Quand les lactobacilles n’aiment pas le sel !

On sait qu’une alimentation trop salée est néfaste à la santé. L’excès de sel perturbe le système cardiovasculaire et engendre des troubles du rythme cardiaque ou une hypertension artérielle. Le déséquilibre de la balance sodium / potassium a également des conséquences sur les reins et l’équilibre hydrique ou encore sur la transmission de l’influe nerveux. Enfin, il favorise l’acidification des tissus par une moins bonne élimination des électrolytes et des déchets cellulaires.

Cependant, un nouveau mécanisme d’action a été découvert.  Une étude récente, menée par des chercheurs de Cambridge, d’Erlangen et de Berlin, a fait un pas de plus vers la compréhension des conséquences d’une alimentation trop salée : ils ont découvert qu’une diète hypersalée impacte le microbiote intestinal, chez la souris mais aussi chez l’Homme, en éliminant certaines de ses bactéries, les lactobacilles plus spécifiquement.

Or, les lactobacilles sont très présents dans le microbiote intestinal. Ils font partie des souches probiotiques qui ont une action bénéfique en améliorant la digestion intestinale, l’immunité, le métabolisme et en interagissant étroitement avec le cerveau. Quand on les apporte via l’alimentation, la durée de vie et la résistance de ces bactéries à travers le tractus digestif dépendront du pH de l’hôte, de la présence de nutriments (notamment de fibres prébiotiques) et de la possibilité d’adhérer ou de coloniser l’intestin. Il existe de nombreuses souches différentes : par exemple, Lactobacillus acidophilus, Lactobacillus rhamnosus, Lactobacillus casei et Lactobacillus fermentum... Certaines de ces espèces sont très présentes dans les produits fermentés (choucroute, fromage, bière, cornichons…).

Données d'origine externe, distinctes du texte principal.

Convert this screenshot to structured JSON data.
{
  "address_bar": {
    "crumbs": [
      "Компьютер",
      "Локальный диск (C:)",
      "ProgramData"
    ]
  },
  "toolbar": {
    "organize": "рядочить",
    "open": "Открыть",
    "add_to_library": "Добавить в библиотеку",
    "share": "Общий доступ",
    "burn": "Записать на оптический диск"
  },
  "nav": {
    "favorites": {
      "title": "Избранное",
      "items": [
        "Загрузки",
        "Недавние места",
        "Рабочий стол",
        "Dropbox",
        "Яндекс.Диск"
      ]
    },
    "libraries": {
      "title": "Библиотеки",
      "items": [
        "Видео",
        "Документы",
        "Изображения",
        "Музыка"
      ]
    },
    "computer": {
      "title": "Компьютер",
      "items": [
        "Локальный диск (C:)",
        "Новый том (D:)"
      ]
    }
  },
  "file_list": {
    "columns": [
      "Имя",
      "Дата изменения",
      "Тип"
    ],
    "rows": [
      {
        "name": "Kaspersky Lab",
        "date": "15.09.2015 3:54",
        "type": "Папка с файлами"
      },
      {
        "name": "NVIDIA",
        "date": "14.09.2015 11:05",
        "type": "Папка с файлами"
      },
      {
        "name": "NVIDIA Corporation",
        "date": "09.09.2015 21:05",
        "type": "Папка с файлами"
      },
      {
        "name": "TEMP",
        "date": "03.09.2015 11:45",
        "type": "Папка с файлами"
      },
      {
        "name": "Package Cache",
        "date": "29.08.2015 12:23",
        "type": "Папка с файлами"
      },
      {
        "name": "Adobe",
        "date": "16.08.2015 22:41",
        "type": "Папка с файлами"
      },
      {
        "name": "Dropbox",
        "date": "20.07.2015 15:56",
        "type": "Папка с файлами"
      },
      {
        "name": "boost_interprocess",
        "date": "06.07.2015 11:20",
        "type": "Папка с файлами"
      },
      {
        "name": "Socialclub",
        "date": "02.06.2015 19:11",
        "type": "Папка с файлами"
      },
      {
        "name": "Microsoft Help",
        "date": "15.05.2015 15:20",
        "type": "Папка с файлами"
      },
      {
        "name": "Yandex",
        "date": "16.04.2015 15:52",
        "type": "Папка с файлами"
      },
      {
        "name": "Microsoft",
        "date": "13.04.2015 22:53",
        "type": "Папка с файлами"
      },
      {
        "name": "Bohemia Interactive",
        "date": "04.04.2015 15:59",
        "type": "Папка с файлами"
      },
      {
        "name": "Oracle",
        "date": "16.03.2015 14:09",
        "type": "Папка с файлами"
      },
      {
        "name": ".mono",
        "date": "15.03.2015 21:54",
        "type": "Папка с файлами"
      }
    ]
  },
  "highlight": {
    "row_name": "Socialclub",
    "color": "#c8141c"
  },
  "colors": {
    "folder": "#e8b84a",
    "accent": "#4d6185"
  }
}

La diminution de ces lactobacilles a pour conséquence une augmentation de certains lymphocytes, les Th17, impliqués dans des pathologies comme l’hypertension artérielle et la sclérose en plaques. L’étude a ensuite démontré qu’une supplémentation avec le probiotique Lactobacillus murinus (espèce gram-positive présente physiologiquement dans le microbiote buccal, intestinal et uro-génital et qui constitue une potentielle solution pour faire face aux allergies alimentaires) permettrait d’inhiber cette augmentation et par conséquent de stabiliser une hypertension artérielle et diminuer les symptômes de certaines maladies auto-immunes.

Cette publication met à nouveau le microbiote intestinal au cœur de la santé avec de nouvelles perspectives thérapeutiques. Elle nous apporte également un nouvel éclairage sur les conséquences d’une alimentation trop salée, fréquente en Occident. La prise de probiotique n’exclue pas d’éviter de resaler et de diminuer la consommation de plats préparés ou d’aliments transformés !

Sources :

« Salt-responsive gut commensal modulates TH17 axis and disease »,  Nicola Wilck, Mariana G. Matus, Sean M. Kearney, Scott W. Olesen, Kristoffer Forslund, Hendrik Bartolomaeus, Stefanie Haas, Anja Mähler, András Balogh, Lajos Markó, Olga Vvedenskaya, Friedrich H. Kleiner , Dmitry Tsvetkov, Lars Klug, Paul I. Costea, Shinichi Sunagawa, Lisa Maier, Natalia Rakova, Valentin Schatz, Patrick Neubert, Christian Frätzer, Alexander Krannich, Maik Gollasch, Diana A. Grohme, Beatriz F. Côrte-Real, Roman G. Gerlach, Marijana Basic, Athanasios Typas, Chuan Wu, Jens M. Titze, Jonathan Jantsch, Michael Boschmann, Ralf Dechend, Markus Kleinewietfeld, Stefan Kempa, Peer Bork, Ralf A. Linker, Eric J. Alm& Dominik N. Müller.

« The probiotic activity of Lactobacillus murinus against food allergy », Chung-Hsiung Huang, Chien-Chang Shen, Yu-Chih Liang, Tong-Rong Jana.